Così, se il Presidente tanto condannava le “fake news”, è inciampato in malo modo in quella diffusa dal sedicente “Osservatorio Siriano sui diritti umani”, quell’agenzia di informazioni composta da un solo uomo con sede a Coventry e finanziata dall’UE.

L’uso, doloso o colposo, di un’arma chimica a Idlib c’è stato sicuramente, ma a giudicare dal raggio d’azione e dagli effetti notati sulle persone, è probabile che si sia verificato ciò che hanno diffuso i russi: l’aviazione siriana ha colpito un deposito di armi dei terroristi, contenente anche armi chimiche artigianali (con molta probabilità non si tratta nemmeno di sarin, forse di cloro).

Per dirvi, le bombe chimiche che noi sganciavamo più di 80 anni fa in Etiopia erano molto più potenti e con effetti ben più devastanti, quando addirittura all’epoca si usavano rudimentali bombe all’iprite.

Per Assad, comunque, non avrebbe avuto senso macchiarsi di un reato internazionale del genere, visto che ha le sorti della guerra tra le sue mani ed è prossimo a sconfiggere oppositori e terroristi che hanno generato l’anarchia nel suo paese.

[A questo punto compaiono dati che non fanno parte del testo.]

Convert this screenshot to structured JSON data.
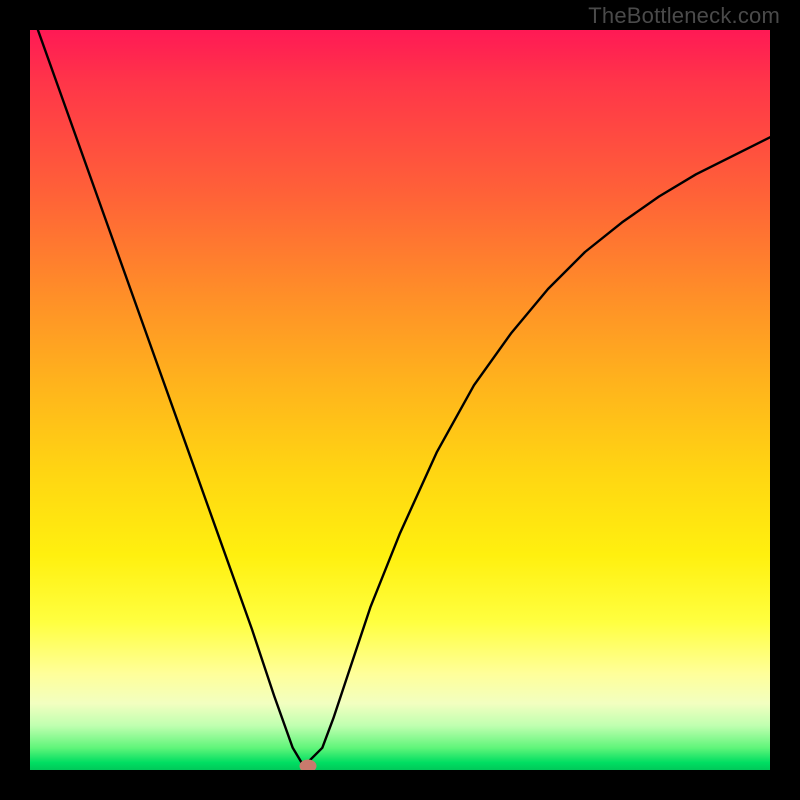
{
  "watermark": "TheBottleneck.com",
  "chart_data": {
    "type": "line",
    "title": "",
    "xlabel": "",
    "ylabel": "",
    "xlim": [
      0,
      1
    ],
    "ylim": [
      0,
      1
    ],
    "legend": false,
    "grid": false,
    "background_gradient": {
      "top_color": "#ff1955",
      "bottom_color": "#00c859",
      "description": "vertical gradient red→orange→yellow→green representing bottleneck severity (high at top, low at bottom)"
    },
    "marker": {
      "x": 0.375,
      "y": 0.005,
      "color": "#c97a6d"
    },
    "series": [
      {
        "name": "bottleneck-curve-left",
        "x": [
          0.0,
          0.05,
          0.1,
          0.15,
          0.2,
          0.25,
          0.3,
          0.33,
          0.355,
          0.37
        ],
        "values": [
          1.03,
          0.89,
          0.75,
          0.61,
          0.47,
          0.33,
          0.19,
          0.1,
          0.03,
          0.005
        ]
      },
      {
        "name": "bottleneck-curve-right",
        "x": [
          0.37,
          0.395,
          0.41,
          0.43,
          0.46,
          0.5,
          0.55,
          0.6,
          0.65,
          0.7,
          0.75,
          0.8,
          0.85,
          0.9,
          0.95,
          1.0
        ],
        "values": [
          0.005,
          0.03,
          0.07,
          0.13,
          0.22,
          0.32,
          0.43,
          0.52,
          0.59,
          0.65,
          0.7,
          0.74,
          0.775,
          0.805,
          0.83,
          0.855
        ]
      }
    ],
    "note": "x and values are normalized to plot-area width/height; values measure height from bottom (0=bottom, 1=top)."
  }
}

Tutto ciò, ovviamente, fa rivedere il parere positivo che gli estimatori del tycoon riponevano su di lui: da anti-Obama a nuovo Obama in men che non si dica.

Questa situazione, ovviamente, avrà ulteriori ripercussioni sui rapporti tra USA e Russia: se in un primo momento si era fatto palese un accordo tra Trump e Putin, con molta probabilità ora ci sarà una chiusura dei rapporti tra le due potenze.

Sperando che, tutto ciò, non geli ancora di più i rapporti già instabili tra Washington e Mosca.